The Bonneville-Hood River Transmission Line was originally completed in 1941, at the tail end of the Great Depression and as part of Franklin D. Roosevelt’s New Deal program. BPA commissioned a rebuild of a 22.5-mile section running from the Bonneville Dam Powerhouse to Hood River, crossing rugged, remote terrain.

Team Members

Bonneville Power Association

Wilson Construction

Crux Subsurface

Crux’s Role

Crux was selected to provide micropile foundation design and construction for replacement structures located in extremely steep, rocky terrain. The alignment traverses challenging geotechnical conditions featuring talus slopes, and there was very little data available prior to construction. Crux worked with BPA to develop a verification testing program, involving the installation of test piles to establish bonding capacities in the talus.

In total, Crux installed steel cap micropile foundations for 25 steel poles and one H-Frame structure, as well as guy anchors at seven micropile sites and one direct embed. Foundations consisted of either 4, 6 or 8 pile layouts, installed to depths ranging from 18 to 80 feet. Helicopter transport was required for all equipment and materials at 24 of the 25 structure locations, and crew access involved a combination of helicopter and hiking in from the nearest drivable access point.
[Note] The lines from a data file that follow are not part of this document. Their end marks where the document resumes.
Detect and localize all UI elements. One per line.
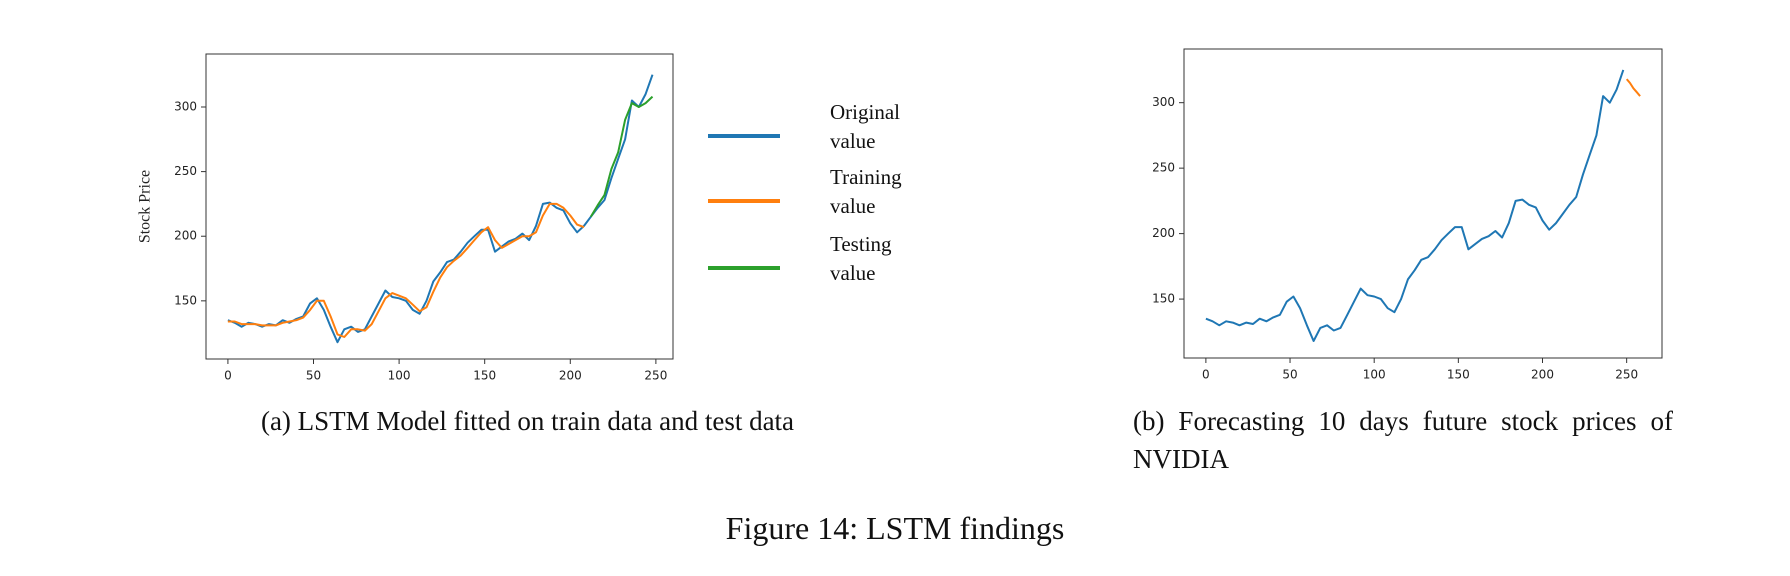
y-tick-label: 300: [174, 99, 197, 113]
legend-label: Training value: [830, 165, 902, 218]
x-tick-label: 0: [224, 369, 232, 383]
data-line: [1625, 78, 1641, 97]
x-tick-label: 250: [1615, 368, 1638, 382]
x-tick-label: 100: [388, 369, 411, 383]
y-tick-label: 200: [1152, 226, 1175, 240]
data-line: [227, 74, 654, 344]
legend-label: Original value: [830, 100, 900, 153]
y-tick-label: 250: [1152, 161, 1175, 175]
x-tick-label: 200: [559, 369, 582, 383]
y-tick-label: 250: [174, 164, 197, 178]
x-tick-label: 250: [644, 369, 667, 383]
data-line: [1205, 69, 1625, 342]
x-tick-label: 50: [306, 369, 321, 383]
subcaption: (a) LSTM Model fitted on train data and …: [260, 406, 795, 436]
x-tick-label: 150: [1447, 368, 1470, 382]
subcaption: (b) Forecasting 10 days future stock pri…: [1133, 406, 1673, 474]
y-tick-label: 150: [1152, 292, 1175, 306]
x-tick-label: 150: [473, 369, 496, 383]
plot-frame: [205, 53, 674, 360]
legend-label: Testing value: [830, 232, 892, 285]
y-tick-label: 300: [1152, 95, 1175, 109]
x-tick-label: 0: [1202, 368, 1210, 382]
y-axis-label: Stock Price: [137, 170, 154, 243]
y-tick-label: 150: [174, 293, 197, 307]
x-tick-label: 50: [1282, 368, 1297, 382]
x-tick-label: 200: [1531, 368, 1554, 382]
data-line: [589, 95, 654, 218]
figure-caption: Figure 14: LSTM findings: [725, 510, 1065, 546]
x-tick-label: 100: [1363, 368, 1386, 382]
plot-frame: [1183, 48, 1663, 359]
y-tick-label: 200: [174, 229, 197, 243]
data-line: [227, 202, 585, 338]
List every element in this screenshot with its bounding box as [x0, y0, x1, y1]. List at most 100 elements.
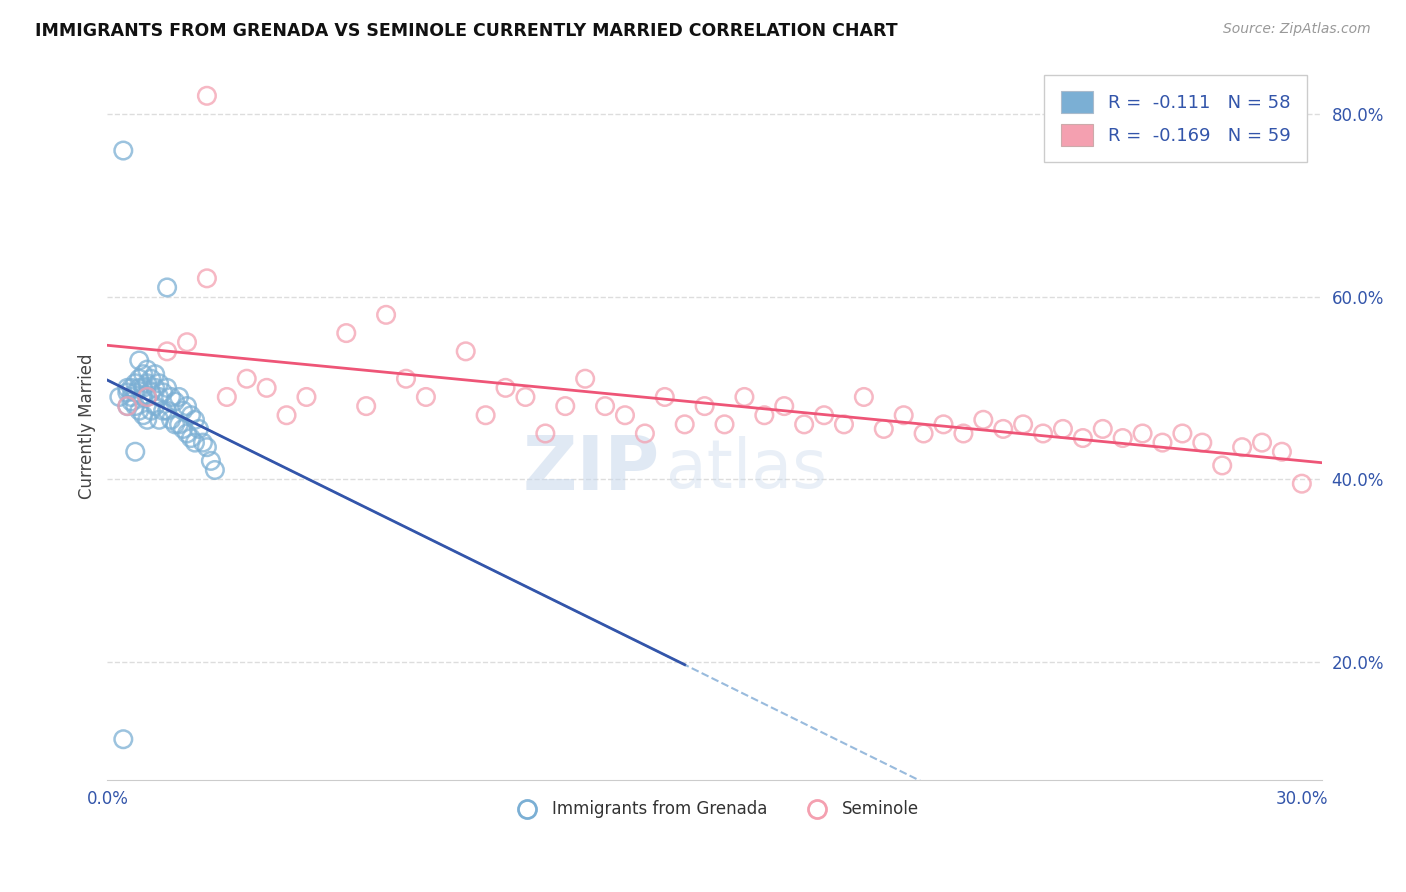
Point — [515, 390, 537, 404]
Point — [180, 409, 202, 423]
Point — [1032, 426, 1054, 441]
Point — [195, 271, 218, 285]
Text: IMMIGRANTS FROM GRENADA VS SEMINOLE CURRENTLY MARRIED CORRELATION CHART: IMMIGRANTS FROM GRENADA VS SEMINOLE CURR… — [35, 22, 898, 40]
Point — [165, 394, 187, 409]
Point — [574, 372, 596, 386]
Point — [132, 390, 155, 404]
Point — [191, 435, 214, 450]
Point — [1071, 431, 1094, 445]
Point — [673, 417, 696, 432]
Point — [793, 417, 815, 432]
Point — [1291, 476, 1313, 491]
Point — [156, 280, 179, 294]
Point — [180, 431, 202, 445]
Point — [172, 403, 194, 417]
Point — [1132, 426, 1154, 441]
Point — [128, 381, 150, 395]
Point — [375, 308, 398, 322]
Point — [713, 417, 735, 432]
Point — [156, 344, 179, 359]
Point — [773, 399, 796, 413]
Point — [1152, 435, 1174, 450]
Point — [136, 413, 159, 427]
Point — [156, 381, 179, 395]
Point — [215, 390, 238, 404]
Point — [454, 344, 477, 359]
Point — [117, 399, 139, 413]
Point — [415, 390, 437, 404]
Point — [108, 390, 131, 404]
Point — [195, 88, 218, 103]
Point — [132, 367, 155, 381]
Point — [912, 426, 935, 441]
Point — [235, 372, 257, 386]
Point — [148, 390, 170, 404]
Point — [276, 409, 298, 423]
Point — [184, 435, 207, 450]
Point — [614, 409, 637, 423]
Point — [188, 422, 211, 436]
Point — [534, 426, 557, 441]
Point — [1171, 426, 1194, 441]
Point — [156, 403, 179, 417]
Point — [117, 385, 139, 400]
Point — [693, 399, 716, 413]
Text: atlas: atlas — [666, 436, 827, 502]
Point — [1211, 458, 1233, 473]
Point — [124, 376, 146, 391]
Point — [117, 381, 139, 395]
Point — [120, 390, 142, 404]
Point — [128, 353, 150, 368]
Point — [141, 385, 163, 400]
Point — [176, 335, 198, 350]
Point — [1230, 440, 1253, 454]
Point — [1191, 435, 1213, 450]
Text: ZIP: ZIP — [523, 433, 659, 506]
Point — [634, 426, 657, 441]
Point — [124, 399, 146, 413]
Point — [952, 426, 974, 441]
Point — [160, 390, 183, 404]
Point — [167, 417, 190, 432]
Point — [354, 399, 377, 413]
Point — [136, 376, 159, 391]
Y-axis label: Currently Married: Currently Married — [79, 354, 96, 500]
Point — [136, 390, 159, 404]
Point — [1271, 444, 1294, 458]
Point — [993, 422, 1015, 436]
Point — [128, 403, 150, 417]
Point — [120, 394, 142, 409]
Point — [148, 413, 170, 427]
Point — [143, 399, 166, 413]
Point — [136, 362, 159, 376]
Point — [120, 381, 142, 395]
Point — [554, 399, 576, 413]
Point — [143, 381, 166, 395]
Point — [165, 417, 187, 432]
Point — [148, 376, 170, 391]
Point — [1052, 422, 1074, 436]
Point — [256, 381, 278, 395]
Point — [132, 381, 155, 395]
Point — [152, 385, 174, 400]
Point — [152, 403, 174, 417]
Point — [141, 403, 163, 417]
Point — [200, 454, 222, 468]
Text: Source: ZipAtlas.com: Source: ZipAtlas.com — [1223, 22, 1371, 37]
Point — [1251, 435, 1274, 450]
Point — [495, 381, 517, 395]
Point — [160, 413, 183, 427]
Point — [832, 417, 855, 432]
Point — [335, 326, 357, 340]
Point — [176, 399, 198, 413]
Point — [1012, 417, 1035, 432]
Point — [143, 367, 166, 381]
Point — [654, 390, 676, 404]
Point — [195, 440, 218, 454]
Point — [204, 463, 226, 477]
Point — [136, 390, 159, 404]
Point — [873, 422, 896, 436]
Point — [141, 372, 163, 386]
Point — [932, 417, 955, 432]
Point — [167, 390, 190, 404]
The most challenging aspects of the project derived from the talus slopes, creating difficult access, setup and drilling conditions. Close to 600 helicopter hours were recorded, requiring increased planning and communication. Crux incorporated temporary helipad platforms at select locations to reduce hiking requirements. Extensive fall protection was implemented along access trails and at select sites as an increased safety measure. This included hand lines, working harnesses, and handrails. Custom leveling platforms were also employed to create flat, stable work space in the extreme conditions. To accommodate the challenging and unpredictable drilling conditions, Crux was prepared with a variety of tooling and installation approaches to select from as conditions changed.

Crux’s integrated design-build approach allowed for efficient design modifications as necessary when subsurface conditions varied from what was expected. This was especially valuable given the limited geotechnical information and challenging terrain.